I suspect that there's some C++ code out there that wouldn't bother to call Release if they'd been told they weren't getting anything back. But that would lead to a memory leak, not a crash. So it's possible that there's some otherwise-valid QueryInterface code out there, somewhere, that implements case #4. It would be stupid, but it probably wouldn't be immediately obvious.

Sigh. My variant-to-interface code assumes case #1. It will do the wrong thing in case #4; namely, it will return the interface that QueryInterface lied and said it didn't have. And if QueryInterface is already lying to you, it's entirely possible that the interface it's returning is the wrong type. Then you get back into the virtual-method-calls-on-garbage-values thing. Ack.

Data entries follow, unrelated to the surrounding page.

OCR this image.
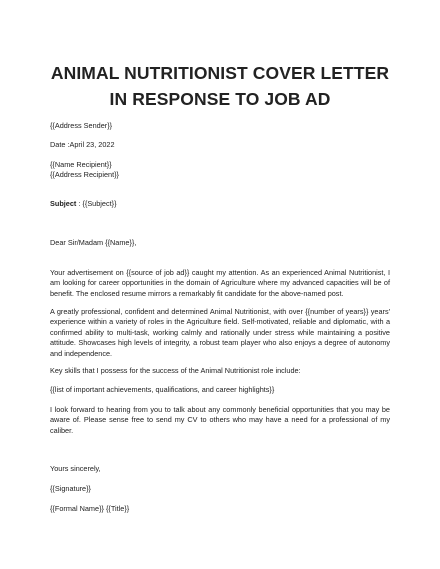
ANIMAL NUTRITIONIST COVER LETTER IN RESPONSE TO JOB AD
{{Address Sender}}
Date :April 23, 2022
{{Name Recipient}}
{{Address Recipient}}
Subject : {{Subject}}
Dear Sir/Madam {{Name}},
Your advertisement on {{source of job ad}} caught my attention. As an experienced Animal Nutritionist, I am looking for career opportunities in the domain of Agriculture where my advanced capacities will be of benefit. The enclosed resume mirrors a remarkably fit candidate for the above-named post.
A greatly professional, confident and determined Animal Nutritionist, with over {{number of years}} years' experience within a variety of roles in the Agriculture field. Self-motivated, reliable and diplomatic, with a confirmed ability to multi-task, working calmly and rationally under stress while maintaining a positive attitude. Showcases high levels of integrity, a robust team player who also enjoys a degree of autonomy and independence.
Key skills that I possess for the success of the Animal Nutritionist role include:
{{list of important achievements, qualifications, and career highlights}}
I look forward to hearing from you to talk about any commonly beneficial opportunities that you may be aware of. Please sense free to send my CV to others who may have a need for a professional of my caliber.
Yours sincerely,
{{Signature}}
{{Formal Name}} {{Title}}
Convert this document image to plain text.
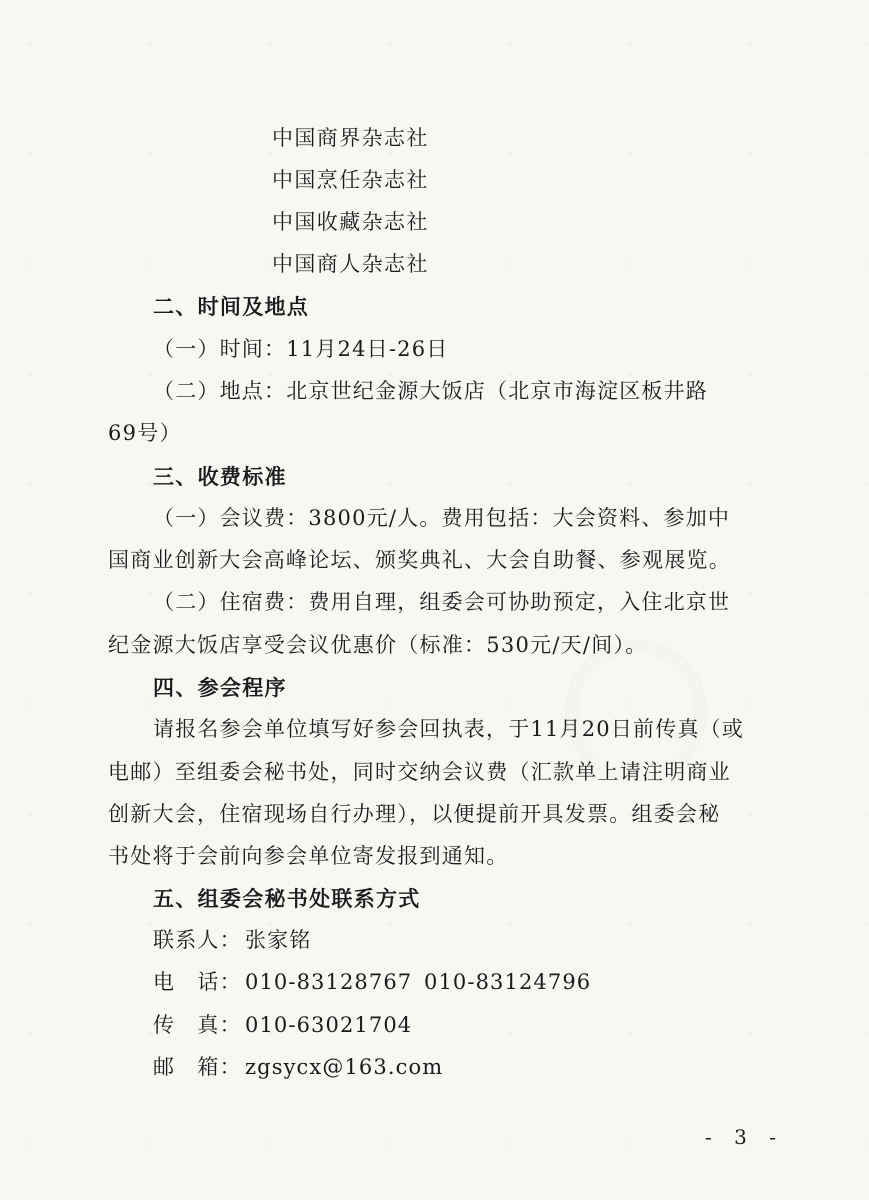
中国商界杂志社
中国烹任杂志社
中国收藏杂志社
中国商人杂志社
二、时间及地点
（一）时间：11月24日-26日
（二）地点：北京世纪金源大饭店（北京市海淀区板井路
69号）
三、收费标准
（一）会议费：3800元/人。费用包括：大会资料、参加中
国商业创新大会高峰论坛、颁奖典礼、大会自助餐、参观展览。
（二）住宿费：费用自理，组委会可协助预定，入住北京世
纪金源大饭店享受会议优惠价（标准：530元/天/间）。
四、参会程序
请报名参会单位填写好参会回执表，于11月20日前传真（或
电邮）至组委会秘书处，同时交纳会议费（汇款单上请注明商业
创新大会，住宿现场自行办理），以便提前开具发票。组委会秘
书处将于会前向参会单位寄发报到通知。
五、组委会秘书处联系方式
联系人： 张家铭
电　话： 010-83128767 010-83124796
传　真： 010-63021704
邮　箱： zgsycx@163.com
- 3 -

Okay, here's the bottom line. If you use a reasonable programming language (like Delphi), and you use the built-in QueryInterface stuff that's already been written for you and doesn't have evil bugs like case #4, then you can use my variant-to-interface code without modification. It'll be safe (I just checked; TInterfacedObject.QueryInterface implements case #1, as all reasonable QueryInterfaces should). But if you're dealing with COM objects from unknown sources, or if you just like to be cautious, you may want to take a look at the revised code Sebastian posted. It shouldn't be necessary, but if you ever end up dealing with a pathological QueryInterface, the extra checking may be safer.

Moral: Don't design stupid APIs that return the same information twice!